##Input:
Gene set from microarray (usually a microarray experiment)
Files:
1.a GCT file (Microarray Experiment [The experiment matrix])
2.a CLS file (Microarray Experiment Sample Outcomes [The target vector])
3.a TXT file (the other gene set in txt format [all genes must be seperated by new lines "\n" and must have two lines that will be skipped before the first gene similar to the msigdb gene sets])
python CBB_Final_Project_3.3.py -gct all_aml_train.preprocessed.gct -cls all_aml_train.cls -gs geneset.txt
###Input Examples: ####GCT file
#1.2
7129 38
Name Description ALL_19769_B-cell ALL_23953_B-cell ALL_28373_B-cell ...
AFFX-BioB-5_at AFFX-BioB-5_at (endogenous control) -214 -135 -106 ...
AFFX-BioB-M_at AFFX-BioB-M_at (endogenous control) -153 -114 -125 ...
AFFX-BioB-3_at AFFX-BioB-3_at (endogenous control) -58 265 -76 ...
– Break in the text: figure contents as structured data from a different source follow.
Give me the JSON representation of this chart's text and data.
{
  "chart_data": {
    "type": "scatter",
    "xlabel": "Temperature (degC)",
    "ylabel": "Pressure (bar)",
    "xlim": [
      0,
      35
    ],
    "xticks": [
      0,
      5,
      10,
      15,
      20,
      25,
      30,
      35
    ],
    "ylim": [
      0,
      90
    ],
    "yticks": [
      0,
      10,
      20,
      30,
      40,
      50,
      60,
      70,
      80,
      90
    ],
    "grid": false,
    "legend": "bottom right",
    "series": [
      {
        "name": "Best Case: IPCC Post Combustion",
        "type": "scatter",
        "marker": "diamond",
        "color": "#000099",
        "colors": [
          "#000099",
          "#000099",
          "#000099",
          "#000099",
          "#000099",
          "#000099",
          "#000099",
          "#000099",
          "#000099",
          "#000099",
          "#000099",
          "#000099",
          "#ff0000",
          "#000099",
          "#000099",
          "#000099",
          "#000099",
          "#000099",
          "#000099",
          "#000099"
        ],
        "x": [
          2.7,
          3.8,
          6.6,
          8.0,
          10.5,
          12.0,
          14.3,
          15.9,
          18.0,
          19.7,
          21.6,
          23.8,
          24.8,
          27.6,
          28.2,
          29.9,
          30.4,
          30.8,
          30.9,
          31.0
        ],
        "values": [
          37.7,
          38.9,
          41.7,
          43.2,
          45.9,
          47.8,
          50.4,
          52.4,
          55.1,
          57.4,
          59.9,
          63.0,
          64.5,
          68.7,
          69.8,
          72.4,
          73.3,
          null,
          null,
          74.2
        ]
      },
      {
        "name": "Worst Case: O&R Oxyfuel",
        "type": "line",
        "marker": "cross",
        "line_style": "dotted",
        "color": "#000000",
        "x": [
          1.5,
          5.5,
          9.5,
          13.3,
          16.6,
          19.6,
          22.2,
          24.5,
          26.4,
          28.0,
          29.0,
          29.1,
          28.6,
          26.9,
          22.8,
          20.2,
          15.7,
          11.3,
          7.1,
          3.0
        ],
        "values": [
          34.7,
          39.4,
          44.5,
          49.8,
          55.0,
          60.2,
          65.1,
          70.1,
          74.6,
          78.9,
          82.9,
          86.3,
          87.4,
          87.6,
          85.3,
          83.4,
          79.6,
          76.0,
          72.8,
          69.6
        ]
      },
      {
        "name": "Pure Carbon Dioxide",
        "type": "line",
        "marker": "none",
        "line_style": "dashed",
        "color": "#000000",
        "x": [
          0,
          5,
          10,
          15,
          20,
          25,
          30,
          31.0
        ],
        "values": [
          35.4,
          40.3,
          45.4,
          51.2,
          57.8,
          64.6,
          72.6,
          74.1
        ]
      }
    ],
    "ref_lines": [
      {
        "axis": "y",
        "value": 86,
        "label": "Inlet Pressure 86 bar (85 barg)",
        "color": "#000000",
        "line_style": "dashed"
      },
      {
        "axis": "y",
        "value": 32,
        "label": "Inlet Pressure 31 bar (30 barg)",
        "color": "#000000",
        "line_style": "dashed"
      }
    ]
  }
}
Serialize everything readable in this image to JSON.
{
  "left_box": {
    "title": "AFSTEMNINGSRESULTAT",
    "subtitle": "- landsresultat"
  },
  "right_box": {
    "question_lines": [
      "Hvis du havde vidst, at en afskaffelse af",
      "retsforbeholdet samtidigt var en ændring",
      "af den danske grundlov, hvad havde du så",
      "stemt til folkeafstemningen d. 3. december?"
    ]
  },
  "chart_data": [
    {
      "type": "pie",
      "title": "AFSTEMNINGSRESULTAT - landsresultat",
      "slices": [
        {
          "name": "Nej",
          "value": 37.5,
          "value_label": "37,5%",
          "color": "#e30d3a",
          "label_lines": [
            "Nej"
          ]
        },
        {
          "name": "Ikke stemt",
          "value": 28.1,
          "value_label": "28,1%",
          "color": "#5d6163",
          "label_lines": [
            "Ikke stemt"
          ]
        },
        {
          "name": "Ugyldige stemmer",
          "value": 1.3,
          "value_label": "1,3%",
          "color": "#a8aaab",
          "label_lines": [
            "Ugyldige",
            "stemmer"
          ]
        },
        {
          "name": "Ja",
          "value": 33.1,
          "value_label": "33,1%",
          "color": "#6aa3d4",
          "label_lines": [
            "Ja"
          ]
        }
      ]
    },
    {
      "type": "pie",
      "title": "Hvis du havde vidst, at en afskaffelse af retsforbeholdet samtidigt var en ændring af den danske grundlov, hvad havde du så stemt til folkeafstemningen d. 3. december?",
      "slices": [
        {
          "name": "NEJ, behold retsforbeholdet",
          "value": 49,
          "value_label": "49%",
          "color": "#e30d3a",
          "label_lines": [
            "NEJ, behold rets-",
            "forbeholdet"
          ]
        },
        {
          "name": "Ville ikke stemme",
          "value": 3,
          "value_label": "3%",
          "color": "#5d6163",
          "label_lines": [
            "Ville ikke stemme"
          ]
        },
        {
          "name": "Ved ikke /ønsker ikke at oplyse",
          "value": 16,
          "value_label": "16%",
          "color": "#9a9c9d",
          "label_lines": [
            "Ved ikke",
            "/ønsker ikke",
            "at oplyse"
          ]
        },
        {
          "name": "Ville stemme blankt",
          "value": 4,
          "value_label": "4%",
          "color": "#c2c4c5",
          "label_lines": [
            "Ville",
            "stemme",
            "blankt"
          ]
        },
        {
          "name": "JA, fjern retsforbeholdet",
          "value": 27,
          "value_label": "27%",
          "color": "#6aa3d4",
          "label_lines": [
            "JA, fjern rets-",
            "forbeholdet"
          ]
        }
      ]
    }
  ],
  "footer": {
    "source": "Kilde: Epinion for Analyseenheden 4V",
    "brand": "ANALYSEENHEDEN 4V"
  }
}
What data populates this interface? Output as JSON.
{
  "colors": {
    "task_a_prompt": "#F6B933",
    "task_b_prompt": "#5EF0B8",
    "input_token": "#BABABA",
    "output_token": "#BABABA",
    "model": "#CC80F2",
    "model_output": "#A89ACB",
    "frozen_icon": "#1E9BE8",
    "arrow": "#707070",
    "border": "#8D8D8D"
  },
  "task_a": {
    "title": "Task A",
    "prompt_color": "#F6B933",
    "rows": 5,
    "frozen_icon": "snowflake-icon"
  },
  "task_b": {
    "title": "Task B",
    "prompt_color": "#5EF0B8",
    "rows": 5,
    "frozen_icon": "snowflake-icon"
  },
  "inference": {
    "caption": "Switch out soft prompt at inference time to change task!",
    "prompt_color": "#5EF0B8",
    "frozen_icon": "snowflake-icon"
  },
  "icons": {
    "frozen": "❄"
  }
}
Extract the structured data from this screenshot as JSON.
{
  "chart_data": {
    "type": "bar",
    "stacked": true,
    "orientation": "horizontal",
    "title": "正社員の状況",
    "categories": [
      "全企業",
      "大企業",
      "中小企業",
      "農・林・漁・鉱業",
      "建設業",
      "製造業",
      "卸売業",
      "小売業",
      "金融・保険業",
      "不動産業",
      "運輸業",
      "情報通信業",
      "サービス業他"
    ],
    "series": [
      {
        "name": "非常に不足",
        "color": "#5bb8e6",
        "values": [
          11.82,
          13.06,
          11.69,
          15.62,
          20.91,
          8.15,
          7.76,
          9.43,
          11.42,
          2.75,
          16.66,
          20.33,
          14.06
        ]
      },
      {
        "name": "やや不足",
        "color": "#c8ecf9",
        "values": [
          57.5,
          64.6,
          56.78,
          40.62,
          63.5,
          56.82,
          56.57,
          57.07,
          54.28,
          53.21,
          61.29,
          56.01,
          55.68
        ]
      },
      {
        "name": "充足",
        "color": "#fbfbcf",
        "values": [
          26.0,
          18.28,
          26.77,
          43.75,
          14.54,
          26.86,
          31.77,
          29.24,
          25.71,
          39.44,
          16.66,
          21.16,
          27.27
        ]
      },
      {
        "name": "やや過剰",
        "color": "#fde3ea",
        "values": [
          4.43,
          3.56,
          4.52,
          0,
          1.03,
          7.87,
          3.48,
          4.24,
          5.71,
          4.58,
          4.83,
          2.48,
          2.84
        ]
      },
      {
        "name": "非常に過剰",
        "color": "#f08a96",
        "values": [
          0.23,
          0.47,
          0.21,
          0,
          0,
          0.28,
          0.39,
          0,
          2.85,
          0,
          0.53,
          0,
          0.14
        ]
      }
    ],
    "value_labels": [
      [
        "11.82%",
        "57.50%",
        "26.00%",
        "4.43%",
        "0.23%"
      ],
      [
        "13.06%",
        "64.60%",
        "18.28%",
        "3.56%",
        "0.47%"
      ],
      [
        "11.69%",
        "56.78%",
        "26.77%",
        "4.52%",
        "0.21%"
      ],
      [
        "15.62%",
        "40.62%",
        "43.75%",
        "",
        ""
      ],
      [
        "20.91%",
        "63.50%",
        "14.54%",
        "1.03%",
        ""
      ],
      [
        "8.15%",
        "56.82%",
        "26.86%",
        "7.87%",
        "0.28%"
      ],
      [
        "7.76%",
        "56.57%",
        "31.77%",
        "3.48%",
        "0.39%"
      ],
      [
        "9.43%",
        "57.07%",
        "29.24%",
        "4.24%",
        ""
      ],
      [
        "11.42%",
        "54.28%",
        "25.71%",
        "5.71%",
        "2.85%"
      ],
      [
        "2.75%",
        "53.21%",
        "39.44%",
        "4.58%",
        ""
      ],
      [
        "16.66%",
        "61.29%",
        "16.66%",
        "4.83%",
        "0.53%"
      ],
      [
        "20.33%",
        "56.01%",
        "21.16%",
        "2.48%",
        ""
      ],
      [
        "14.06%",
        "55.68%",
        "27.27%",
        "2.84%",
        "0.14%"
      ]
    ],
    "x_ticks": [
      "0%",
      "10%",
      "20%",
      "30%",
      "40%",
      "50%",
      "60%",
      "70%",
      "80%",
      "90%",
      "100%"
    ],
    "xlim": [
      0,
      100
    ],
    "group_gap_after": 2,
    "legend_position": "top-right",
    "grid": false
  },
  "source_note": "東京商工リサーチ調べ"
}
AFFX-BioC-5_at AFFX-BioC-5_at (endogenous control) 88 12 168 ...
...
...
...
####CLS file:
38 2 1
# ALL AML
0 0 0 0 0 0 0 0 0 0 0 0 0 0 0 0 0 0 0 0 0 0 0 0 0 0 0 1 1 1 1 1 1 1 1 1 1 1
####Gene Set
HALLMARK_ADIPOGENESIS
> Genes up-regulated during adipocyte differentiation (adipogenesis).
ABCA1
ABCB8
ACAA2
ACADL
ACADM
ACADS
ACLY
ACO2
ACOX1
ADCY6
ADIG
ADIPOQ
...
##Output:
Print out of the Enrichment Score in the terminal. Example:
The Enrichment Score is: 0.474532816974
#Explanation of algorithm
We have a gene set G which we use as an "index" to the genes (essentially map G to the genes in the expression data [to the same genes]). We then perform a t-test based on the Y (target vector) of the samples. This will yield p-values and we increment (or decrement) them based on the correlation of the gene and the phenotype (the Y).
Steps:
- Take the input matrix, and the target vector and perform a t-test on each gene based on the row (the two popluation are the two classes from the CLS file).
- Sort the p-values
- Intersect the gene set (from the txt file) with the sorted list
- Incremenent the value of the gene based on the correleation between the gene and outcome
Algorithm formulation: ![Algorithm] (http://i.imgur.com/aqYa4SV.png)
References:
1.Gene set enrichment analysis: A knowledge-based approach for interpreting genome-wide expression profiles: Aravind Subramaniana, Pablo Tamayoa, Vamsi K. Moothaa, Sayan Mukherjeed, Benjamin L. Eberta, Michael A. Gillettea, Amanda Paulovichg, Scott L. Pomeroyh, Todd R. Goluba, Eric S. Landera, and Jill P. Mesirova,
2.Gene set analysis methods: statistical models and methodological differences: Henryk Maciejewski, Institute of Computer Engineering, Control and Robotics, Wroclaw University of Technology
###NOTE: The genes in the gene set and the genes in the GCT file must be in the same format, so if the genes have some extension such as _at or _st then your gene set must have this otherwise it will not match up!